A mediados de noviembre del mismo año en que se realizó el gran picnic, en julio. Hubo personas en demasía que presentaban dolores abdominales y tos convulsiva. Apostaron por un virus que debieron haber picado en el invierno. Greg Coolie fue uno de los primeros —por no decir, el primero—, en presentar los síntomas. Su familia tenía buena economía, tanta que expandieron cabaña en donde vivían. Eran los únicos que tenían vehículo entre todos, con capacidad para cinco personas máximo. La cantidad de enfermos se expandía a más de treinta personas, y solo uno había muerto hasta entonces. Una niña de unos cinco años que vivía en la cabaña tercera. El señor Coolie ofreció llevar algunos de los enfermos al Hospital Clínico de Louane Town, a cinco kilómetros de distancia. Los ganadores se fueron un Domingo por la mañana hacia el mediodía. El sol era radiante y alegre, la maleza estaba verdosa como nunca, los arboles más viejos se extendían con omnipresencia dentro del Ricknald, además de estar rozando las nubes de Dios. El señor Coolie encendió su vehículo y partieron sin darse mayor rodeo. No alcanzaron la salida del Ricknald, que la tenían a medio kilómetro, cuando fueron sorprendidos por la naturaleza viviente. Uno de los omnipresentes troncos debía de tener más de cien años, afirmaron algunos después de la tragedia. Las raíces de este le soltaron sin dar previo aviso. El árbol impactó por completo en el vehículo del señor Coolie. Se hundió por completo, las ruedas reventaron por la presión, y los que estaban dentro murieron, a excepción de un chico que iba en el asiento trasero, de nombre Ismael Carter. Murió a las horas después.
Una vez más, la gente desistió ante el Ricknald. La tragedia empeoró hasta quedar todos infectados por el desconocido virus. Poco a poco fueron cayendo. Los más pequeños y ancianos, claro. En un mes, ya habían muerto más de veinte personas. Algunos por neumonías, otros por hemorragias que no podían parar.

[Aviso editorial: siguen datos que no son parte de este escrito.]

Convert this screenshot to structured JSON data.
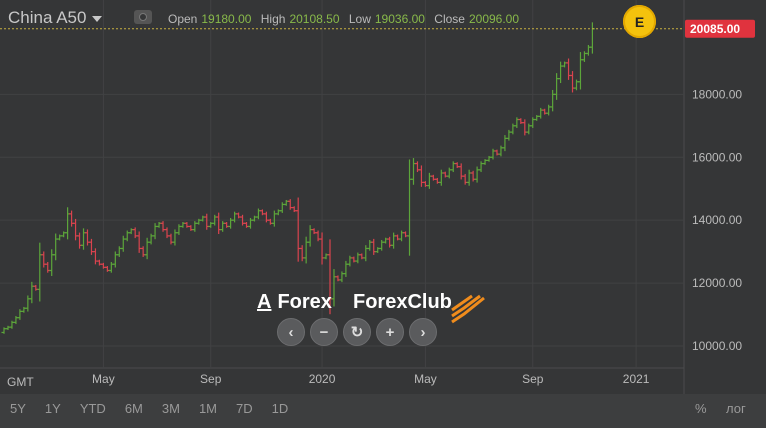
{
  "symbol": {
    "name": "China A50",
    "caret_icon": "chevron-down-icon",
    "visibility_icon": "eye-icon"
  },
  "ohlc": {
    "open_label": "Open",
    "open": "19180.00",
    "high_label": "High",
    "high": "20108.50",
    "low_label": "Low",
    "low": "19036.00",
    "close_label": "Close",
    "close": "20096.00"
  },
  "event_badge": "E",
  "current_price": "20085.00",
  "colors": {
    "up": "#5ca53a",
    "down": "#d9434e",
    "price_tag": "#e0333e",
    "badge": "#f4c20d",
    "bg": "#353637"
  },
  "timezone": "GMT",
  "branding": {
    "left_logo": "Forex",
    "left_logo_mark": "A",
    "right_logo": "ForexClub"
  },
  "nav_controls": [
    {
      "name": "scroll-left-button",
      "glyph": "‹"
    },
    {
      "name": "zoom-out-button",
      "glyph": "−"
    },
    {
      "name": "reset-button",
      "glyph": "↻"
    },
    {
      "name": "zoom-in-button",
      "glyph": "+"
    },
    {
      "name": "scroll-right-button",
      "glyph": "›"
    }
  ],
  "ranges": [
    "5Y",
    "1Y",
    "YTD",
    "6M",
    "3M",
    "1M",
    "7D",
    "1D"
  ],
  "scale_options": {
    "percent": "%",
    "log": "лог"
  },
  "chart_data": {
    "type": "ohlc",
    "title": "China A50",
    "y_ticks": [
      "10000.00",
      "12000.00",
      "14000.00",
      "16000.00",
      "18000.00"
    ],
    "y_tick_values": [
      10000,
      12000,
      14000,
      16000,
      18000
    ],
    "ylim": [
      9300,
      21000
    ],
    "x_ticks": [
      "May",
      "Sep",
      "2020",
      "May",
      "Sep",
      "2021"
    ],
    "x_tick_index": [
      25,
      52,
      80,
      106,
      133,
      159
    ],
    "bar_count": 165,
    "grid": true,
    "current_price": 20085,
    "series": [
      {
        "name": "China A50",
        "close": [
          10550,
          10600,
          10750,
          10900,
          11100,
          11200,
          11500,
          11900,
          11800,
          12900,
          12600,
          12400,
          12900,
          13400,
          13500,
          13600,
          14200,
          13900,
          13500,
          13200,
          13600,
          13300,
          13000,
          12700,
          12600,
          12500,
          12400,
          12600,
          12900,
          13100,
          13400,
          13600,
          13700,
          13500,
          13100,
          12900,
          13300,
          13500,
          13800,
          13900,
          13700,
          13500,
          13300,
          13600,
          13800,
          13900,
          13800,
          13700,
          13900,
          14000,
          14100,
          13800,
          13900,
          14100,
          13700,
          13900,
          13800,
          14000,
          14200,
          14100,
          13900,
          13800,
          14000,
          14100,
          14300,
          14200,
          14000,
          13900,
          14200,
          14300,
          14500,
          14600,
          14400,
          14300,
          13100,
          12800,
          13300,
          13700,
          13600,
          13400,
          12800,
          12900,
          11500,
          12200,
          12100,
          12300,
          12600,
          12800,
          12700,
          12900,
          12800,
          13100,
          13300,
          13000,
          13100,
          13300,
          13400,
          13200,
          13500,
          13400,
          13600,
          13500,
          15300,
          15800,
          15600,
          15200,
          15100,
          15400,
          15300,
          15200,
          15500,
          15400,
          15600,
          15800,
          15700,
          15400,
          15200,
          15500,
          15300,
          15600,
          15800,
          15900,
          16000,
          16200,
          16100,
          16300,
          16600,
          16800,
          17000,
          17200,
          17100,
          16800,
          17000,
          17200,
          17300,
          17500,
          17400,
          17600,
          18000,
          18500,
          18900,
          19000,
          18600,
          18200,
          18400,
          19100,
          19300,
          19500,
          20085
        ]
      }
    ]
  }
}
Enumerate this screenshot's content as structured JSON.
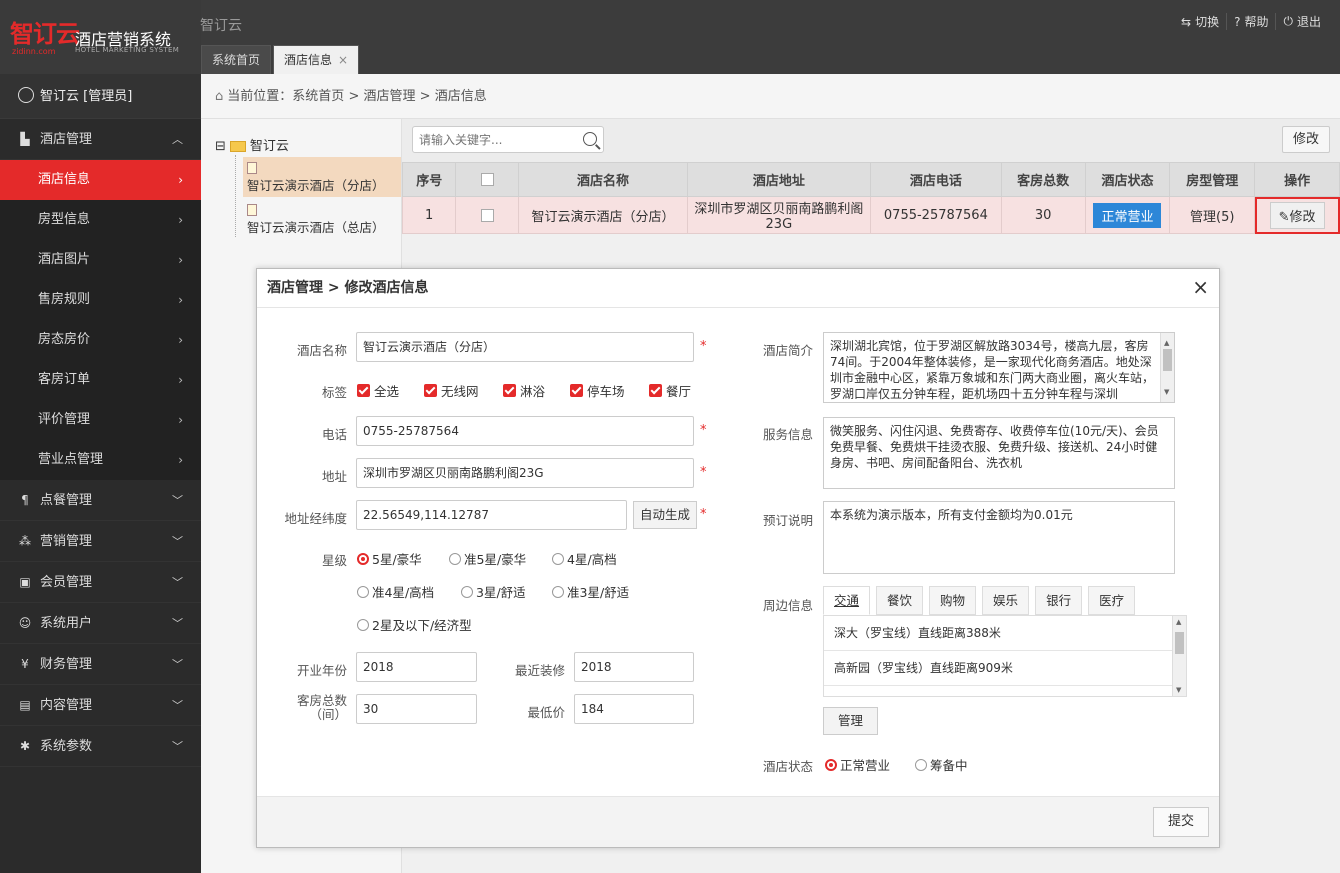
{
  "brand": {
    "logo_text": "智订云",
    "logo_domain": "zidinn.com",
    "system_title": "酒店营销系统",
    "system_title_en": "HOTEL MARKETING SYSTEM"
  },
  "app_name": "智订云",
  "top_actions": [
    {
      "icon": "switch-icon",
      "glyph": "⇆",
      "label": "切换"
    },
    {
      "icon": "help-icon",
      "glyph": "?",
      "label": "帮助"
    },
    {
      "icon": "power-icon",
      "glyph": "⏻",
      "label": "退出"
    }
  ],
  "tabs": [
    {
      "label": "系统首页"
    },
    {
      "label": "酒店信息",
      "close": "×"
    }
  ],
  "sidebar": {
    "user": "智订云 [管理员]",
    "group_hotel": "酒店管理",
    "hotel_items": [
      "酒店信息",
      "房型信息",
      "酒店图片",
      "售房规则",
      "房态房价",
      "客房订单",
      "评价管理",
      "营业点管理"
    ],
    "groups": [
      {
        "label": "点餐管理",
        "icon": "cutlery-icon",
        "glyph": "¶"
      },
      {
        "label": "营销管理",
        "icon": "share-icon",
        "glyph": "⁂"
      },
      {
        "label": "会员管理",
        "icon": "member-card-icon",
        "glyph": "▣"
      },
      {
        "label": "系统用户",
        "icon": "user-icon",
        "glyph": "☺"
      },
      {
        "label": "财务管理",
        "icon": "yen-icon",
        "glyph": "¥"
      },
      {
        "label": "内容管理",
        "icon": "document-icon",
        "glyph": "▤"
      },
      {
        "label": "系统参数",
        "icon": "gear-icon",
        "glyph": "✱"
      }
    ]
  },
  "breadcrumb": {
    "prefix": "当前位置：",
    "items": [
      "系统首页",
      "酒店管理",
      "酒店信息"
    ],
    "sep": ">"
  },
  "tree": {
    "root": "智订云",
    "nodes": [
      "智订云演示酒店（分店）",
      "智订云演示酒店（总店）"
    ]
  },
  "toolbar": {
    "search_placeholder": "请输入关键字...",
    "edit_label": "修改"
  },
  "table": {
    "headers": [
      "序号",
      "",
      "酒店名称",
      "酒店地址",
      "酒店电话",
      "客房总数",
      "酒店状态",
      "房型管理",
      "操作"
    ],
    "row": {
      "index": "1",
      "name": "智订云演示酒店（分店）",
      "address": "深圳市罗湖区贝丽南路鹏利阁23G",
      "phone": "0755-25787564",
      "rooms": "30",
      "status": "正常营业",
      "room_types": "管理(5)",
      "action": "修改"
    }
  },
  "modal": {
    "title": "酒店管理 > 修改酒店信息",
    "close": "×",
    "labels": {
      "name": "酒店名称",
      "tags": "标签",
      "phone": "电话",
      "address": "地址",
      "latlng": "地址经纬度",
      "star": "星级",
      "open_year": "开业年份",
      "renovation": "最近装修",
      "room_total": "客房总数",
      "room_unit": "（间）",
      "min_price": "最低价",
      "intro": "酒店简介",
      "service": "服务信息",
      "booking": "预订说明",
      "nearby": "周边信息",
      "status": "酒店状态"
    },
    "values": {
      "name": "智订云演示酒店（分店）",
      "phone": "0755-25787564",
      "address": "深圳市罗湖区贝丽南路鹏利阁23G",
      "latlng": "22.56549,114.12787",
      "open_year": "2018",
      "renovation": "2018",
      "room_total": "30",
      "min_price": "184",
      "intro": "深圳湖北宾馆，位于罗湖区解放路3034号，楼高九层，客房74间。于2004年整体装修，是一家现代化商务酒店。地处深圳市金融中心区，紧靠万象城和东门两大商业圈，离火车站，罗湖口岸仅五分钟车程，距机场四十五分钟车程与深圳",
      "service": "微笑服务、闪住闪退、免费寄存、收费停车位(10元/天)、会员免费早餐、免费烘干挂烫衣服、免费升级、接送机、24小时健身房、书吧、房间配备阳台、洗衣机",
      "booking": "本系统为演示版本，所有支付金额均为0.01元"
    },
    "required": "*",
    "tags": [
      "全选",
      "无线网",
      "淋浴",
      "停车场",
      "餐厅"
    ],
    "auto_btn": "自动生成",
    "stars": [
      "5星/豪华",
      "准5星/豪华",
      "4星/高档",
      "准4星/高档",
      "3星/舒适",
      "准3星/舒适",
      "2星及以下/经济型"
    ],
    "star_selected": "5星/豪华",
    "nearby_tabs": [
      "交通",
      "餐饮",
      "购物",
      "娱乐",
      "银行",
      "医疗"
    ],
    "nearby_items": [
      "深大（罗宝线）直线距离388米",
      "高新园（罗宝线）直线距离909米"
    ],
    "manage_btn": "管理",
    "status_options": [
      "正常营业",
      "筹备中"
    ],
    "status_selected": "正常营业",
    "submit": "提交"
  },
  "colors": {
    "accent": "#e42a2a",
    "status_blue": "#2d87d8",
    "sidebar": "#2b2b2b",
    "topbar": "#3c3c3c"
  }
}
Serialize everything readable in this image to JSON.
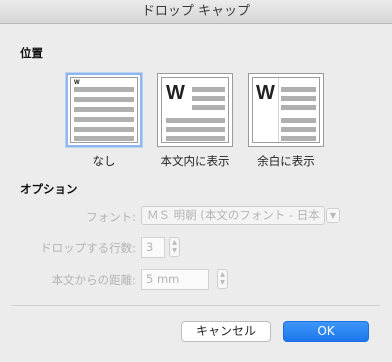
{
  "window": {
    "title": "ドロップ キャップ"
  },
  "position_section": {
    "title": "位置",
    "options": [
      {
        "label": "なし",
        "selected": true,
        "preview_letter": "W"
      },
      {
        "label": "本文内に表示",
        "selected": false,
        "preview_letter": "W"
      },
      {
        "label": "余白に表示",
        "selected": false,
        "preview_letter": "W"
      }
    ]
  },
  "options_section": {
    "title": "オプション",
    "font": {
      "label": "フォント:",
      "value": "ＭＳ 明朝 (本文のフォント - 日本"
    },
    "lines": {
      "label": "ドロップする行数:",
      "value": "3"
    },
    "distance": {
      "label": "本文からの距離:",
      "value": "5 mm"
    }
  },
  "buttons": {
    "cancel": "キャンセル",
    "ok": "OK"
  },
  "colors": {
    "selection_border": "#8db7ee",
    "ok_button": "#2a84f2",
    "disabled_text": "#b4b4b4"
  }
}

El Ricknald se convirtió en lo que Tom supo desde el día en que vio algo raro en los ojos de John. Un pueblo fantasma, para fantasmas.
Tom Chesster estaba en cama, sus fuerzas eran nulas y solo podía mover con mucho esfuerzo sus ojos. Llevaba u paño húmedo en agua del lago tendido en su frente. Llevaba con fiebre hace dos días. Carol, la niña que adoraba que Bill le cargara, murió de hemorragia nasal. Solo Noelia y Tom seguían viviendo en la familia Chesster. Su madre estaba en la pieza siguiente, sus fuerzas como también ganas, eran nulas. Luchaba para levantarse de la cama y acudir en auxilio de su hijo, pero solo sufría en el intento. Intentó una vez más. Apretó sus dientes hasta agrietarlos por la fuerza. Sus venas se enmarcaron en su cuello y los tendones se estiraban quedando tensos. Sus ojos se ennegrecieron en una terrorífica imagen. Apretó puños, brazos, y piernas. Pero fue en vano. Cayó en un sueño profundo, y agonizó en él hasta morir.
Tom lo supo enseguida, su corazón se lo dijo al saltarse dos latidos. Sus ojos se tornaron vidriosos y una lagrima seca le cayó a la almohada. Ya no había por qué luchar, solo quedaba el dentro de la familia. Familia que simplemente se derrumbó el día del incendio de la iglesia. Que más había por hacer, pensó Tom. Estaba pálido y los labios se mancharon en un pavoroso color morado. Miraba el techo, estaba blanco. Así debe verse el cielo, dijo. Un resoplido le hizo dudar de si estaba solo allí. Podía tratarse solo de sus sentidos que estaban muriéndose. Pero fue tan real.